The authors thank Eric Olson, BS, MSE, Christopher DiPasquale, BS, and David Stein, PhD, from Babson Diagnostics for performing testing on the Babson platforms. The authors thank James Pullman, MD, Kathleen Whitney, MD, Michelle Ewart, MD, Garrison Pease, MD, Ridin Balakrishnan, MD, Daniel Casa, MD, Linlin Yang, MD, and Kevin Kuan, MD, for their participation in the evaluation of the lateral flow assays and Carlos Castrodad-Rodriguez, MD, and Roger Fecher, MD, PhD, for their participation in data collection.
References
Author notes
Funding: R01-AI125462 to Lai; Einstein COVID Pilot Project grant to Lai and Chandran; Malonis was supported by National Institutes of Health (NIH) Medical Scientist Training Grant T32-GM007288 and Fellowship F30-AI150055; Georgiev was supported by NIH Training Program in Cellular and Molecular Biology and Genetics T32-GM007491.
Competing Interests
Chandran, Lai, Fox, Prystowsky, and Weiss are inventors on a patent application related to a COVID-19 diagnostic antibody test.
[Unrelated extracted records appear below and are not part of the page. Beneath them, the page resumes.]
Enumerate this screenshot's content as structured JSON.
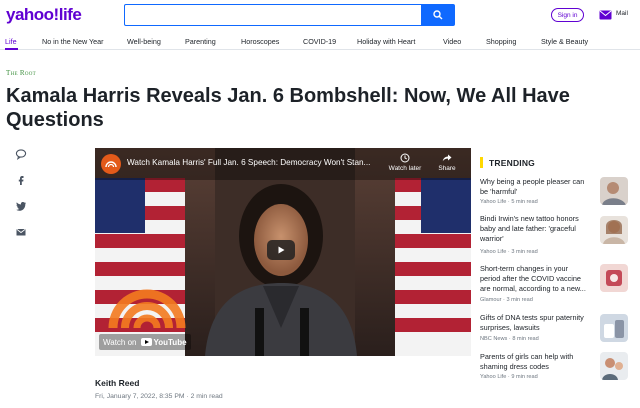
{
  "header": {
    "logo": "yahoo!life",
    "search_placeholder": "",
    "signin_label": "Sign in",
    "mail_label": "Mail",
    "accent": "#6001d2",
    "search_button_color": "#0f69ff"
  },
  "nav": {
    "items": [
      "Life",
      "No in the New Year",
      "Well-being",
      "Parenting",
      "Horoscopes",
      "COVID-19",
      "Holiday with Heart",
      "Video",
      "Shopping",
      "Style & Beauty"
    ],
    "active": "Life"
  },
  "article": {
    "source": "The Root",
    "headline": "Kamala Harris Reveals Jan. 6 Bombshell: Now, We All Have Questions",
    "author": "Keith Reed",
    "date": "Fri, January 7, 2022, 8:35 PM",
    "read_time": "2 min read",
    "share_icons": [
      "comment-icon",
      "facebook-icon",
      "twitter-icon",
      "email-icon"
    ]
  },
  "video": {
    "title": "Watch Kamala Harris' Full Jan. 6 Speech: Democracy Won't Stan...",
    "watch_later": "Watch later",
    "share": "Share",
    "watch_on": "Watch on",
    "youtube": "YouTube"
  },
  "trending": {
    "heading": "TRENDING",
    "items": [
      {
        "title": "Why being a people pleaser can be 'harmful'",
        "source": "Yahoo Life",
        "read": "5 min read"
      },
      {
        "title": "Bindi Irwin's new tattoo honors baby and late father: 'graceful warrior'",
        "source": "Yahoo Life",
        "read": "3 min read"
      },
      {
        "title": "Short-term changes in your period after the COVID vaccine are normal, according to a new...",
        "source": "Glamour",
        "read": "3 min read"
      },
      {
        "title": "Gifts of DNA tests spur paternity surprises, lawsuits",
        "source": "NBC News",
        "read": "8 min read"
      },
      {
        "title": "Parents of girls can help with shaming dress codes",
        "source": "Yahoo Life",
        "read": "9 min read"
      }
    ]
  }
}
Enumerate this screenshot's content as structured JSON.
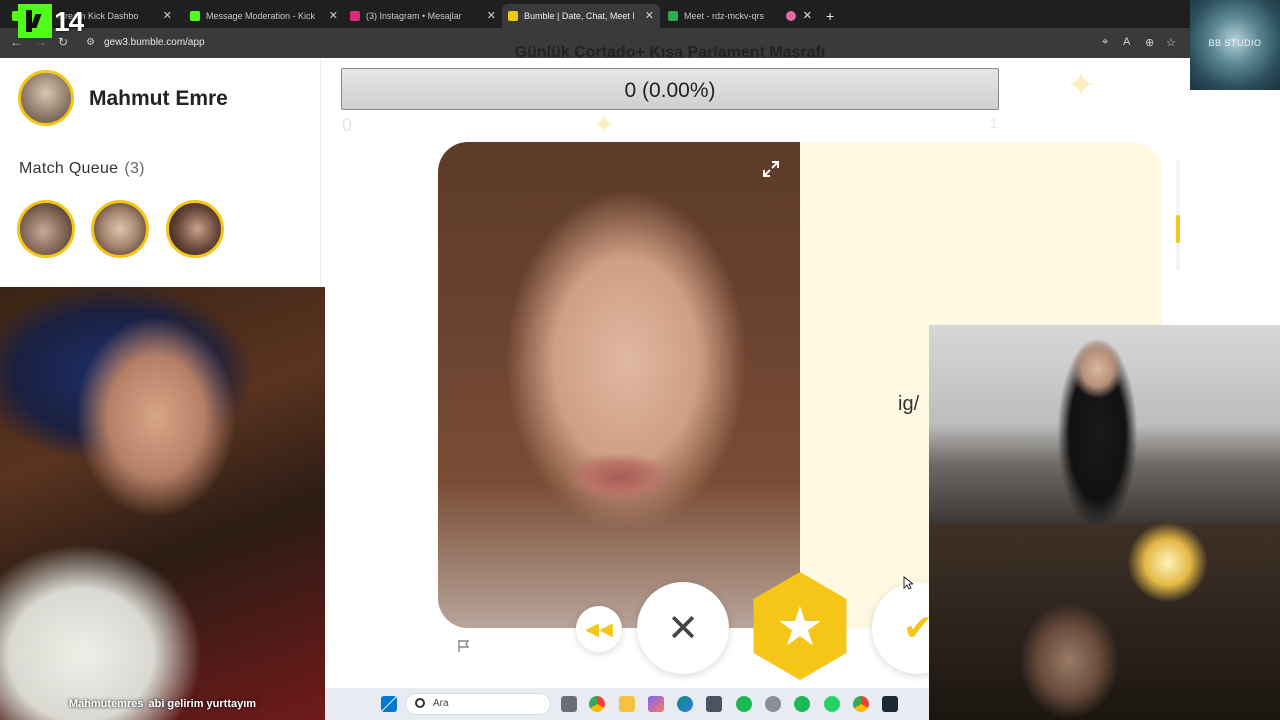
{
  "browser": {
    "tabs": [
      {
        "title": "stream Kick Dashboard",
        "favicon_color": "#53fc18",
        "active": false
      },
      {
        "title": "Message Moderation - Kick Da",
        "favicon_color": "#53fc18",
        "active": false
      },
      {
        "title": "(3) Instagram • Mesajlar",
        "favicon_color": "#d62976",
        "active": false
      },
      {
        "title": "Bumble | Date, Chat, Meet New",
        "favicon_color": "#f5c518",
        "active": true
      },
      {
        "title": "Meet - rdz-mckv-qrs",
        "favicon_color": "#34a853",
        "active": false
      },
      {
        "title": "",
        "favicon_color": "#e06c9f",
        "active": false
      }
    ],
    "new_tab_label": "+",
    "url": "gew3.bumble.com/app",
    "icons": [
      "back-icon",
      "forward-icon",
      "reload-icon",
      "site-settings-icon",
      "location-icon",
      "translate-icon",
      "zoom-icon",
      "bookmark-star-icon"
    ]
  },
  "stream_overlay": {
    "logo_number": "14",
    "studio_label": "BB STUDIO",
    "goal_title": "Günlük Cortado+ Kısa Parlament Masrafı",
    "goal_progress_text": "0 (0.00%)",
    "goal_progress_fraction": 0,
    "goal_min": "0",
    "goal_max": "1"
  },
  "sidebar": {
    "user_name": "Mahmut Emre",
    "match_queue_label": "Match Queue",
    "match_queue_count": "(3)",
    "queue": [
      {
        "name": "match-1"
      },
      {
        "name": "match-2"
      },
      {
        "name": "match-3"
      }
    ]
  },
  "profile": {
    "bio_fragment": "ig/",
    "actions": {
      "rewind_icon": "rewind-icon",
      "pass_icon": "close-icon",
      "superswipe_icon": "star-icon",
      "like_icon": "check-icon"
    }
  },
  "chat_overlay": {
    "username": "Mahmutemres",
    "message": "abi gelirim yurttayım"
  },
  "taskbar": {
    "search_placeholder": "Ara"
  },
  "colors": {
    "bumble_yellow": "#f5c518",
    "chrome_dark": "#1f1f1f",
    "chrome_bar": "#3a3a3a",
    "kick_green": "#53fc18"
  }
}
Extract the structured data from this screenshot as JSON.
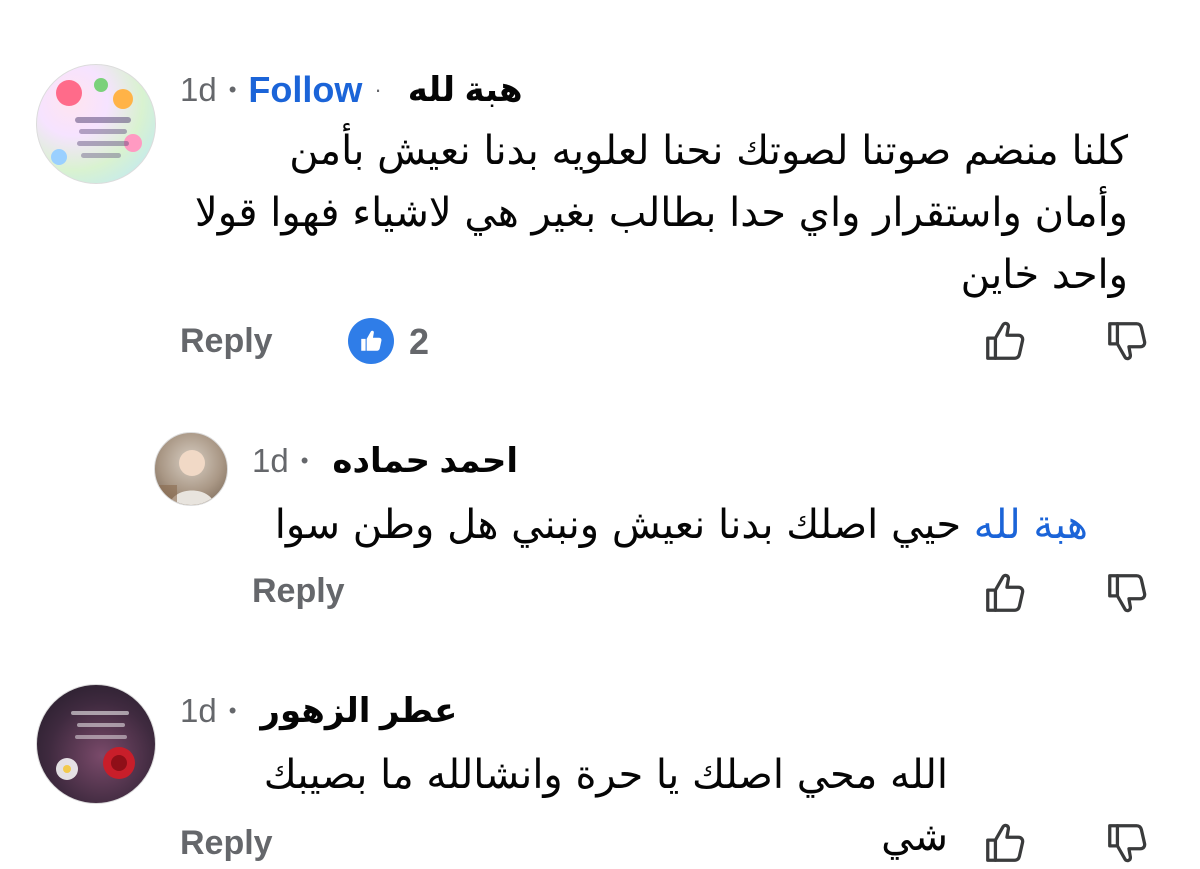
{
  "comments": [
    {
      "author": "هبة  لله",
      "time": "1d",
      "follow": "Follow",
      "lines": [
        "كلنا منضم صوتنا لصوتك نحنا لعلويه بدنا نعيش بأمن",
        "وأمان واستقرار واي حدا بطالب بغير هي لاشياء فهوا قولا",
        "واحد خاين"
      ],
      "reply": "Reply",
      "reaction_count": "2",
      "reaction_icon": "like-badge-icon"
    },
    {
      "author": "احمد حماده",
      "time": "1d",
      "mention": "هبة لله",
      "text": "حيي اصلك بدنا نعيش ونبني هل وطن سوا",
      "reply": "Reply"
    },
    {
      "author": "عطر الزهور",
      "time": "1d",
      "text": "الله محي اصلك يا حرة وانشالله ما بصيبك شي",
      "reply": "Reply"
    }
  ],
  "colors": {
    "link": "#1b64d8",
    "meta": "#65676b",
    "like_badge": "#2f7de8"
  },
  "icons": [
    "thumbs-up-outline-icon",
    "thumbs-down-outline-icon"
  ]
}
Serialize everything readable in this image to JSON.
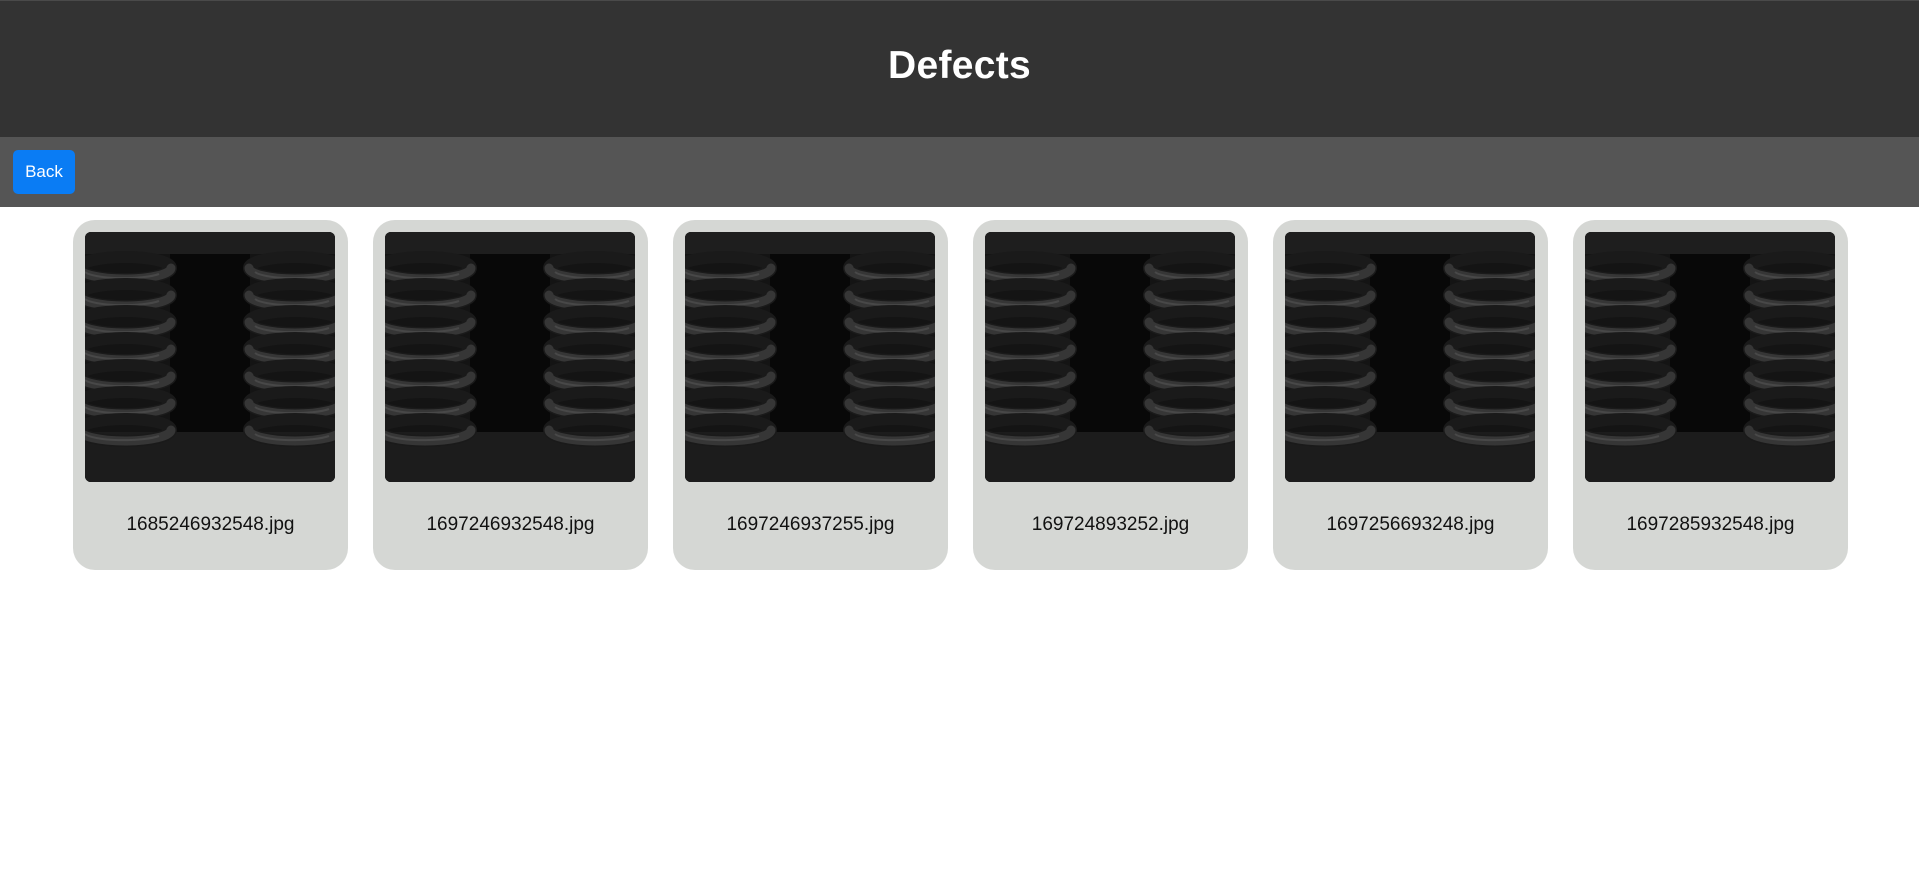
{
  "header": {
    "title": "Defects"
  },
  "toolbar": {
    "back_label": "Back"
  },
  "colors": {
    "header_bg": "#333333",
    "toolbar_bg": "#555555",
    "button_bg": "#0a7cf4",
    "card_bg": "#d5d7d4"
  },
  "gallery": {
    "thumbnail_icon": "coil-spring-photo",
    "items": [
      {
        "filename": "1685246932548.jpg"
      },
      {
        "filename": "1697246932548.jpg"
      },
      {
        "filename": "1697246937255.jpg"
      },
      {
        "filename": "169724893252.jpg"
      },
      {
        "filename": "1697256693248.jpg"
      },
      {
        "filename": "1697285932548.jpg"
      }
    ]
  }
}
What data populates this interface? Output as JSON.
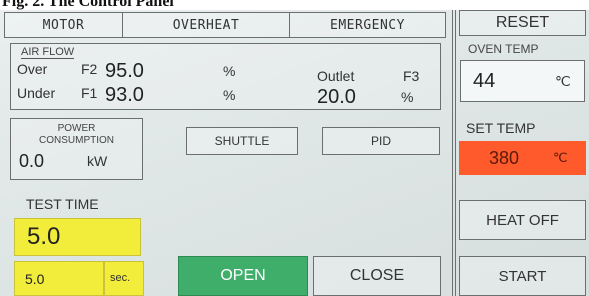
{
  "caption": "Fig. 2. The Control Panel",
  "top_tabs": {
    "motor": "MOTOR",
    "overheat": "OVERHEAT",
    "emergency": "EMERGENCY"
  },
  "air_flow": {
    "title": "AIR FLOW",
    "over_label": "Over",
    "over_code": "F2",
    "over_value": "95.0",
    "over_unit": "%",
    "under_label": "Under",
    "under_code": "F1",
    "under_value": "93.0",
    "under_unit": "%",
    "outlet_label": "Outlet",
    "outlet_code": "F3",
    "outlet_value": "20.0",
    "outlet_unit": "%"
  },
  "power": {
    "title_line1": "POWER",
    "title_line2": "CONSUMPTION",
    "value": "0.0",
    "unit": "kW"
  },
  "buttons": {
    "shuttle": "SHUTTLE",
    "pid": "PID",
    "open": "OPEN",
    "close": "CLOSE"
  },
  "test_time": {
    "title": "TEST TIME",
    "value": "5.0",
    "setpoint": "5.0",
    "unit": "sec."
  },
  "right_panel": {
    "reset": "RESET",
    "oven_temp_label": "OVEN TEMP",
    "oven_temp_value": "44",
    "oven_temp_unit": "℃",
    "set_temp_label": "SET TEMP",
    "set_temp_value": "380",
    "set_temp_unit": "℃",
    "heat_off": "HEAT OFF",
    "start": "START"
  },
  "colors": {
    "yellow": "#f2ec3a",
    "green": "#3fae6a",
    "orange_red": "#ff5a2c",
    "panel_bg": "#e3e9e9"
  }
}
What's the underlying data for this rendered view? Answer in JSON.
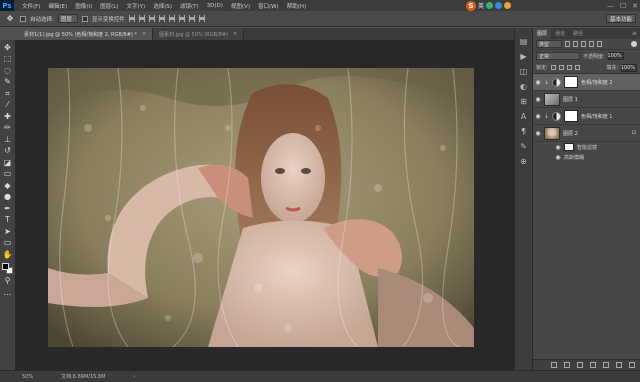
{
  "app": {
    "logo": "Ps"
  },
  "menu": [
    "文件(F)",
    "编辑(E)",
    "图像(I)",
    "图层(L)",
    "文字(Y)",
    "选择(S)",
    "滤镜(T)",
    "3D(D)",
    "视图(V)",
    "窗口(W)",
    "帮助(H)"
  ],
  "ime": {
    "logo": "S",
    "label": "英"
  },
  "window_controls": {
    "minimize": "—",
    "maximize": "☐",
    "close": "✕"
  },
  "options": {
    "auto_select": "自动选择:",
    "target": "图层",
    "show_transform": "显示变换控件",
    "workspace": "基本功能"
  },
  "tabs": [
    {
      "label": "素材1(1).jpg @ 50% (色相/饱和度 2, RGB/8#) *",
      "close": "×"
    },
    {
      "label": "图素材.jpg @ 50% (RGB/8#)",
      "close": "×"
    }
  ],
  "tools": [
    "move",
    "marquee",
    "lasso",
    "quick-select",
    "crop",
    "eyedropper",
    "healing",
    "brush",
    "clone",
    "history",
    "eraser",
    "gradient",
    "blur",
    "dodge",
    "pen",
    "text",
    "path-select",
    "shape",
    "hand",
    "zoom",
    "more"
  ],
  "tool_glyphs": {
    "move": "✥",
    "marquee": "⬚",
    "lasso": "◌",
    "quick-select": "✎",
    "crop": "⌗",
    "eyedropper": "⁄",
    "healing": "✚",
    "brush": "✏",
    "clone": "⊥",
    "history": "↺",
    "eraser": "◪",
    "gradient": "▭",
    "blur": "◆",
    "dodge": "●",
    "pen": "✒",
    "text": "T",
    "path-select": "➤",
    "shape": "▭",
    "hand": "✋",
    "zoom": "⚲",
    "more": "…"
  },
  "status": {
    "zoom": "50%",
    "doc": "文档:6.89M/15.8M",
    "arrow": "›"
  },
  "panel": {
    "tabs": [
      "图层",
      "通道",
      "路径"
    ],
    "menu": "≡",
    "kind": "类型",
    "blend": "正常",
    "opacity_label": "不透明度:",
    "opacity": "100%",
    "lock_label": "锁定:",
    "fill_label": "填充:",
    "fill": "100%",
    "layers": [
      {
        "name": "色相/饱和度 2",
        "type": "adjustment",
        "selected": true
      },
      {
        "name": "图层 1",
        "type": "pixel",
        "selected": false
      },
      {
        "name": "色相/饱和度 1",
        "type": "adjustment",
        "selected": false
      },
      {
        "name": "图层 2",
        "type": "photo",
        "selected": false
      }
    ],
    "sub": {
      "filters": "智能滤镜",
      "filter": "高斯模糊",
      "fx": "fx"
    }
  },
  "colors": {
    "photo_bg": "#8c8260",
    "panel": "#474747",
    "canvas": "#282828"
  }
}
Chandran is an inventor on a patent application related to a COVID-19 neutralization assay. Both applications are assigned to Albert Einstein College of Medicine. Chandran is a member of the scientific advisory board of Integrum Scientific, LLC. Chandran and Lai are members of the scientific advisory board of the Pandemic Security Initiative of Celdara Medical, LLC. The other authors (Forest, Orner, Goldstein, Wirchnianski, Bortz, Laudermilch, Florez, Malonis, Georgiev, Vergnolle, Lo, Campbell, Barnhill, Cadoff, Wolgast) have no relevant financial interest in the products or companies described in this article.